I, too, am doing minor surgery on his house, though there is nothing delicate about this operation. Gunther hired a “yahoo,” he says, to plumb an apartment in his basement. Twice he’s called me to correct errors that the yahoo made — minor errors, ones Gunther could have lived with. Gunther doesn’t seem to tolerate minor imperfections in plumbing, though you’d never guess it from the slapdash style of the house. Or maybe he can't tolerate being reminded of the yahoo, who must have been arrogantly ignorant. Gunther is a retired schoolteacher, an affable and generous man.
Today’s yahoo error is a vent pipe that dips in such a way as to hold water like a sink trap, which defeats the purpose of venting. And what is the purpose of venting? To equalize pressure, the same way you can improve the pourability of a can of tomato juice by poking a second hole — a vent — in the top of the can. Vents also allow sewer gases, which are both poisonous and explosive — methane, for example — to go out through the roof of your house instead of bubbling out in your bathroom sink. Vents are not a glamor item. But you need them.
My other task for Gunther today is to divert two bathtub drains into a graywater line for which Gunther has dug a trench.
While I’m working, one of the neighbors, an oldish woman, comes down to the basement and says, “I’m Karla Kartoffel. Kartoffel. That’s German for ‘potato.’ I’m wondering if you could look at a drain in my house that isn’t working right.”
Later, I go to Karla's house which her husband built in 1952. He’s dead. Karla has religious quotations on her walls. She can’t look at me when she speaks. She gazes off at a 90 degree angle, squinting, pursing her lips as if she’s reading from a teleprompter located too far away.
All Karla's drainpipes are buried under a concrete slab.
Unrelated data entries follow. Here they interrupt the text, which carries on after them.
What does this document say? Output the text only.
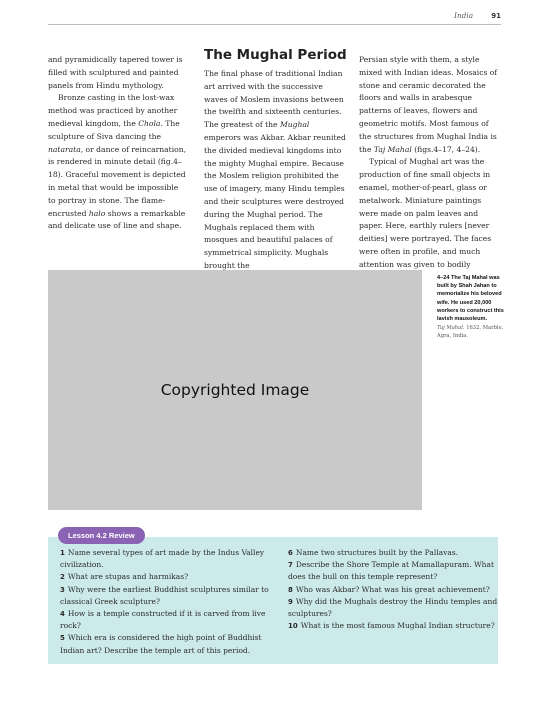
India	91

and pyramidically tapered tower is filled with sculptured and painted panels from Hindu mythology.

Bronze casting in the lost-wax method was practiced by another medieval kingdom, the Chola. The sculpture of Siva dancing the natarata, or dance of reincarnation, is rendered in minute detail (fig.4–18). Graceful movement is depicted in metal that would be impossible to portray in stone. The flame-encrusted halo shows a remarkable and delicate use of line and shape.

The Mughal Period

The final phase of traditional Indian art arrived with the successive waves of Moslem invasions between the twelfth and sixteenth centuries. The greatest of the Mughal emperors was Akbar. Akbar reunited the divided medieval kingdoms into the mighty Mughal empire. Because the Moslem religion prohibited the use of imagery, many Hindu temples and their sculptures were destroyed during the Mughal period. The Mughals replaced them with mosques and beautiful palaces of symmetrical simplicity. Mughals brought the

Persian style with them, a style mixed with Indian ideas. Mosaics of stone and ceramic decorated the floors and walls in arabesque patterns of leaves, flowers and geometric motifs. Most famous of the structures from Mughal India is the Taj Mahal (figs.4–17, 4–24).

Typical of Mughal art was the production of fine small objects in enamel, mother-of-pearl, glass or metalwork. Miniature paintings were made on palm leaves and paper. Here, earthly rulers [never deities] were portrayed. The faces were often in profile, and much attention was given to bodily

Copyrighted Image
4–24 The Taj Mahal was built by Shah Jahan to memorialize his beloved wife. He used 20,000 workers to construct this lavish mausoleum.
Taj Mahal. 1632. Marble. Agra, India.
Lesson 4.2 Review

1 Name several types of art made by the Indus Valley civilization.

2 What are stupas and harmikas?

3 Why were the earliest Buddhist sculptures similar to classical Greek sculpture?

4 How is a temple constructed if it is carved from live rock?

5 Which era is considered the high point of Buddhist Indian art? Describe the temple art of this period.

6 Name two structures built by the Pallavas.

7 Describe the Shore Temple at Mamallapuram. What does the bull on this temple represent?

8 Who was Akbar? What was his great achievement?

9 Why did the Mughals destroy the Hindu temples and sculptures?

10 What is the most famous Mughal Indian structure?
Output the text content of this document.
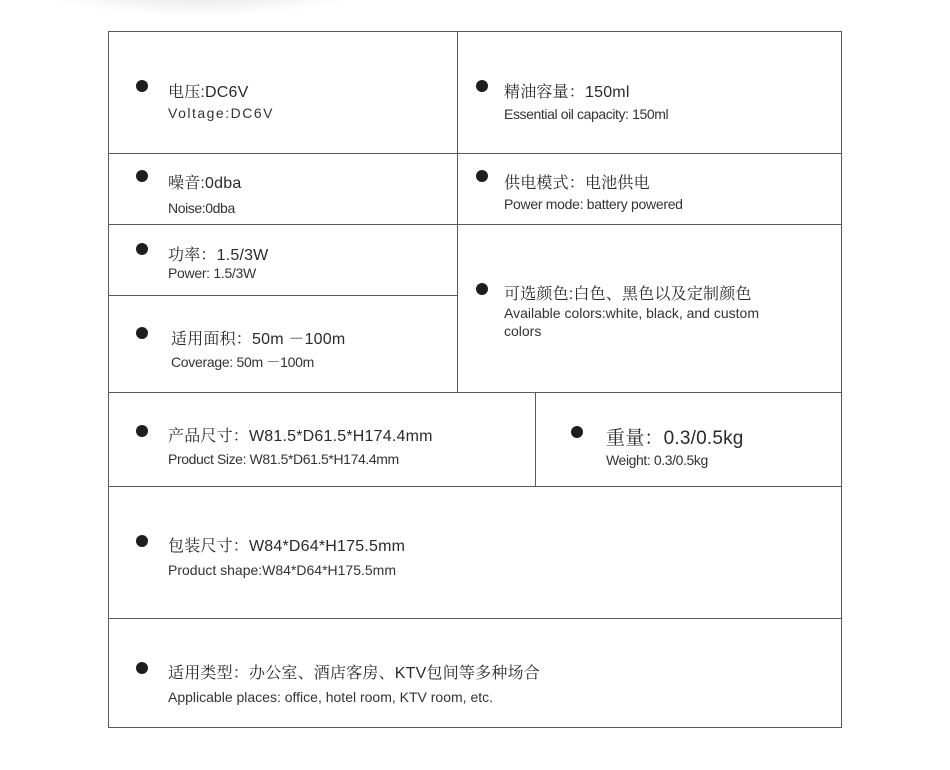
电压:DC6V
Voltage:DC6V
精油容量：150ml
Essential oil capacity: 150ml
噪音:0dba
Noise:0dba
供电模式：电池供电
Power mode: battery powered
功率：1.5/3W
Power: 1.5/3W
可选颜色:白色、黑色以及定制颜色
Available colors:white, black, and custom colors
适用面积：50m －100m
Coverage: 50m －100m
产品尺寸：W81.5*D61.5*H174.4mm
Product Size: W81.5*D61.5*H174.4mm
重量：0.3/0.5kg
Weight: 0.3/0.5kg
包装尺寸：W84*D64*H175.5mm
Product shape:W84*D64*H175.5mm
适用类型：办公室、酒店客房、KTV包间等多种场合
Applicable places: office, hotel room, KTV room, etc.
There’s no way to change the pipes now: “You’ll have to accept the fact that once a year or so you’ll have to call a rooter service to clean them out." I point out the plumbing vent protruding through her roof under an oak tree. "Put a screen over your vent so it doesn’t fill up with leaves. They're plugging your drain and could cause gases to build up. I'd do it myself but I didn't bring a ladder.”
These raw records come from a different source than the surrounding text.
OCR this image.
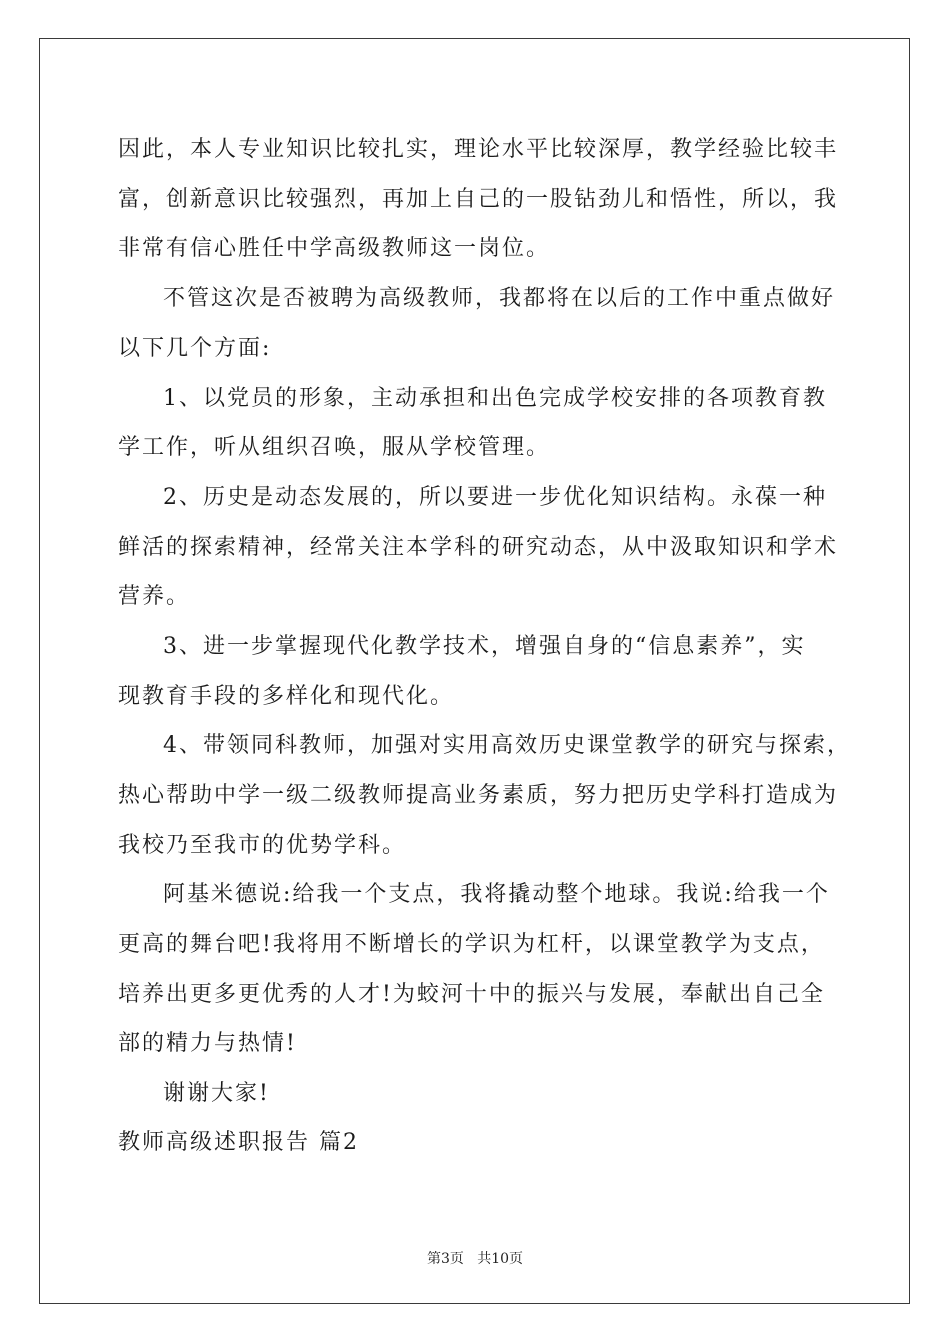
因此，本人专业知识比较扎实，理论水平比较深厚，教学经验比较丰

富，创新意识比较强烈，再加上自己的一股钻劲儿和悟性，所以，我

非常有信心胜任中学高级教师这一岗位。

不管这次是否被聘为高级教师，我都将在以后的工作中重点做好

以下几个方面:

1、以党员的形象，主动承担和出色完成学校安排的各项教育教

学工作，听从组织召唤，服从学校管理。

2、历史是动态发展的，所以要进一步优化知识结构。永葆一种

鲜活的探索精神，经常关注本学科的研究动态，从中汲取知识和学术

营养。

3、进一步掌握现代化教学技术，增强自身的“信息素养”，实

现教育手段的多样化和现代化。

4、带领同科教师，加强对实用高效历史课堂教学的研究与探索，

热心帮助中学一级二级教师提高业务素质，努力把历史学科打造成为

我校乃至我市的优势学科。

阿基米德说:给我一个支点，我将撬动整个地球。我说:给我一个

更高的舞台吧!我将用不断增长的学识为杠杆，以课堂教学为支点，

培养出更多更优秀的人才!为蛟河十中的振兴与发展，奉献出自己全

部的精力与热情!

谢谢大家!

教师高级述职报告 篇2

第3页   共10页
This seems to be vent day.
I charge her nothing for the advice though I’ve spent a half hour here. I’m too easy sometimes.
Karla Kartoffel’s house, like the houses of many old people, is a house that is gradually shutting down. She lives alone in one end of it. Gunther’s house is more fully active, though the basement is full of old file cabinets and the smell of fermentation.
Gunther tells me that the doctor instructed him to call if he experienced “really severe pain” after the anesthesia wore off at home. Gunther awoke at 4 a.m. in pain and wondered what is the dividing line? When does it become “really severe"? He vomited. Is vomiting “severe”? He was sweating. Gunther decided that sweating meant severity, so he called the doctor at 6 a.m. His wife drove him to the doctor’s office at 7 a.m.
By the time I finish, Gunther is up and about. Just 24 hours after surgery, he's inspecting my new pipes, praising modern drugs and medical techniques. He’s been blind in one eye for 20 years. When his eyepatch is removed, theoretically, hopefully, he will see.
We test his graywater pipes. They leak — a slow drip. I tell Gunther that I can fix them, but that the soap in his wastewater will plug them up if he does nothing. Soap is a wonderful sealant.
Gunther will let the soap do the work. Apparently, he’ll tolerate imperfections in my plumbing, but not the yahoo’s.
Gunther invites me to have dinner with him. His wife has a meeting at school. He's lonely, though he doesn't say so, and maybe a little scared, though he'd never admit it, and — I think I detect — a little ticked off at his wife for leaving him alone all day and all evening. Women, take note: when a man says he doesn't need help, he means
a) he really thinks he doesn't need help, and
b) he'd appreciate a little chicken soup.
My job is home repair. I stay for dinner. I talk about how much my daughter enjoys second grade, how she blossoms under the teaching of Gunther's wife.
Conversation. Equalizing the pressure. Omelet, prepared by a one-eyed man. Salad, prepared by a plumber. Nothing glamorous. But something he needs.